Violence is rampant in parts of South Sudan where clashes triggered by local disputes over grazing areas, water, cultivation grounds and other resources often turn deadly.
The country’s volatile politics can exacerbate the friction, fanning the violence.
The latest bloodshed is a continuation of fighting that started in August in a village in Upper Nile and has since spread to other parts of the state and areas of Jonglei and Unity states, U.N refugee agency UNHCR said in a statement.
The U.N. Office for the Coordination of Humanitarian Affairs (UNOCHA) said in the latest episode of fighting in Fashoda County that started in mid-November, some 9,100 people had been displaced.

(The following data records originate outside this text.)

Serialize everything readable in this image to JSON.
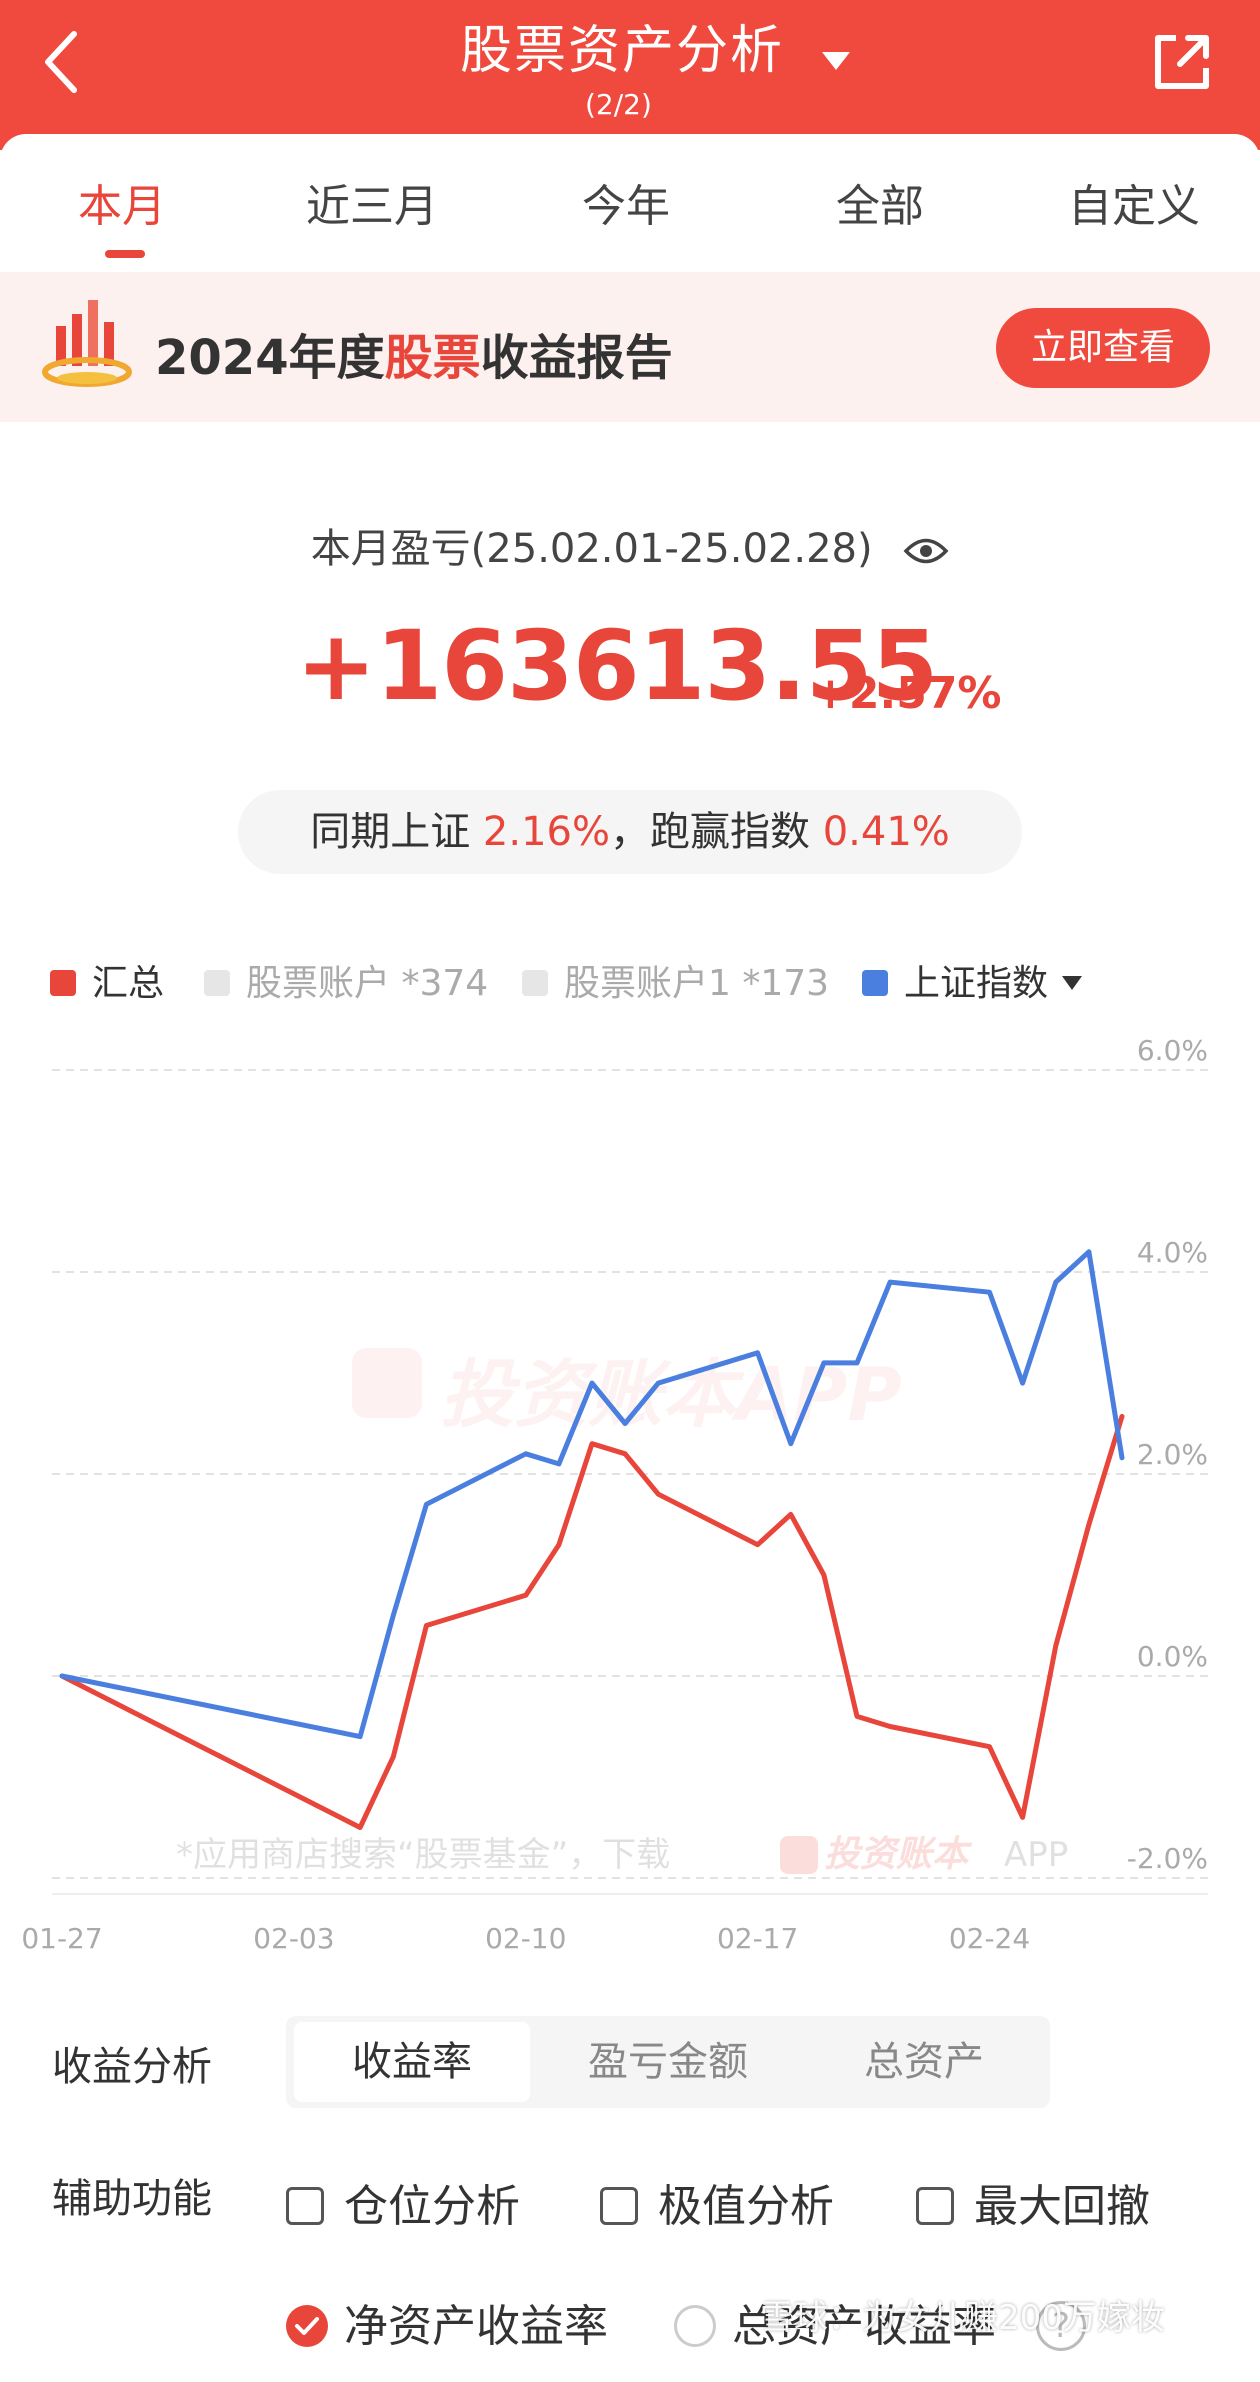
{
  "header": {
    "title": "股票资产分析",
    "subtitle": "(2/2)"
  },
  "tabs": [
    {
      "label": "本月",
      "active": true
    },
    {
      "label": "近三月",
      "active": false
    },
    {
      "label": "今年",
      "active": false
    },
    {
      "label": "全部",
      "active": false
    },
    {
      "label": "自定义",
      "active": false
    }
  ],
  "banner": {
    "prefix": "2024年度",
    "highlight": "股票",
    "suffix": "收益报告",
    "button": "立即查看"
  },
  "pl": {
    "label": "本月盈亏(25.02.01-25.02.28)",
    "value": "+163613.55",
    "pct": "+2.57%"
  },
  "compare": {
    "prefix": "同期上证",
    "index_pct": "2.16%",
    "middle": "，跑赢指数",
    "beat_pct": "0.41%"
  },
  "legend": [
    {
      "label": "汇总",
      "color": "#e8453b",
      "active": true
    },
    {
      "label": "股票账户 *374",
      "color": "#e6e6e6",
      "active": false
    },
    {
      "label": "股票账户1 *173",
      "color": "#e6e6e6",
      "active": false
    },
    {
      "label": "上证指数",
      "color": "#4a7fe0",
      "active": true
    }
  ],
  "chart_data": {
    "type": "line",
    "x_ticks": [
      "01-27",
      "02-03",
      "02-10",
      "02-17",
      "02-24"
    ],
    "y_ticks": [
      "6.0%",
      "4.0%",
      "2.0%",
      "0.0%",
      "-2.0%"
    ],
    "ylim": [
      -2.0,
      6.0
    ],
    "watermark": "投资账本APP",
    "footnote": "*应用商店搜索“股票基金”，下载",
    "footnote_brand": "投资账本",
    "footnote_app": "APP",
    "series": [
      {
        "name": "汇总",
        "color": "#e8453b",
        "x": [
          "01-27",
          "02-05",
          "02-06",
          "02-07",
          "02-10",
          "02-11",
          "02-12",
          "02-13",
          "02-14",
          "02-17",
          "02-18",
          "02-19",
          "02-20",
          "02-21",
          "02-24",
          "02-25",
          "02-26",
          "02-27",
          "02-28"
        ],
        "y": [
          0.0,
          -1.5,
          -0.8,
          0.5,
          0.8,
          1.3,
          2.3,
          2.2,
          1.8,
          1.3,
          1.6,
          1.0,
          -0.4,
          -0.5,
          -0.7,
          -1.4,
          0.3,
          1.5,
          2.57
        ]
      },
      {
        "name": "上证指数",
        "color": "#4a7fe0",
        "x": [
          "01-27",
          "02-05",
          "02-06",
          "02-07",
          "02-10",
          "02-11",
          "02-12",
          "02-13",
          "02-14",
          "02-17",
          "02-18",
          "02-19",
          "02-20",
          "02-21",
          "02-24",
          "02-25",
          "02-26",
          "02-27",
          "02-28"
        ],
        "y": [
          0.0,
          -0.6,
          0.6,
          1.7,
          2.2,
          2.1,
          2.9,
          2.5,
          2.9,
          3.2,
          2.3,
          3.1,
          3.1,
          3.9,
          3.8,
          2.9,
          3.9,
          4.2,
          2.16
        ]
      }
    ]
  },
  "analysis": {
    "label": "收益分析",
    "options": [
      {
        "label": "收益率",
        "active": true
      },
      {
        "label": "盈亏金额",
        "active": false
      },
      {
        "label": "总资产",
        "active": false
      }
    ]
  },
  "aux": {
    "label": "辅助功能",
    "checkboxes": [
      "仓位分析",
      "极值分析",
      "最大回撤"
    ]
  },
  "rates": {
    "net": "净资产收益率",
    "total": "总资产收益率",
    "help": "?"
  },
  "watermark": "雪球：为女儿赚200万嫁妆"
}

Of these, over 2,300 who had sought refuge in the Malakal Protection of Civilians site, an UNOCHA statement said.
“According to local responders at least 75% of the newly displaced are women and children, with many children separated from their caregivers,” it said.
UNHCR said at least 3,000 had fled to neighbouring Sudan.
“Fleeing civilians are visibly traumatised and report killings, injuries, gender-based violence, abductions, extortion, looting and burning of properties. Many have lost their homes and been separated from their families,” UNHCR said.
South Sudan declared independence from Sudan in 2011.
Two years later, fighting broke out between troops loyal to President Salva Kiir and his ex-deputy-turned-rival Riek Machar.
A peace agreement signed in September 2018, the latest in a series reached since the conflict began in late 2013, is largely holding. South Sudan’s civil war, often fought along ethnic lines, is estimated to have claimed close to 400,000 lives.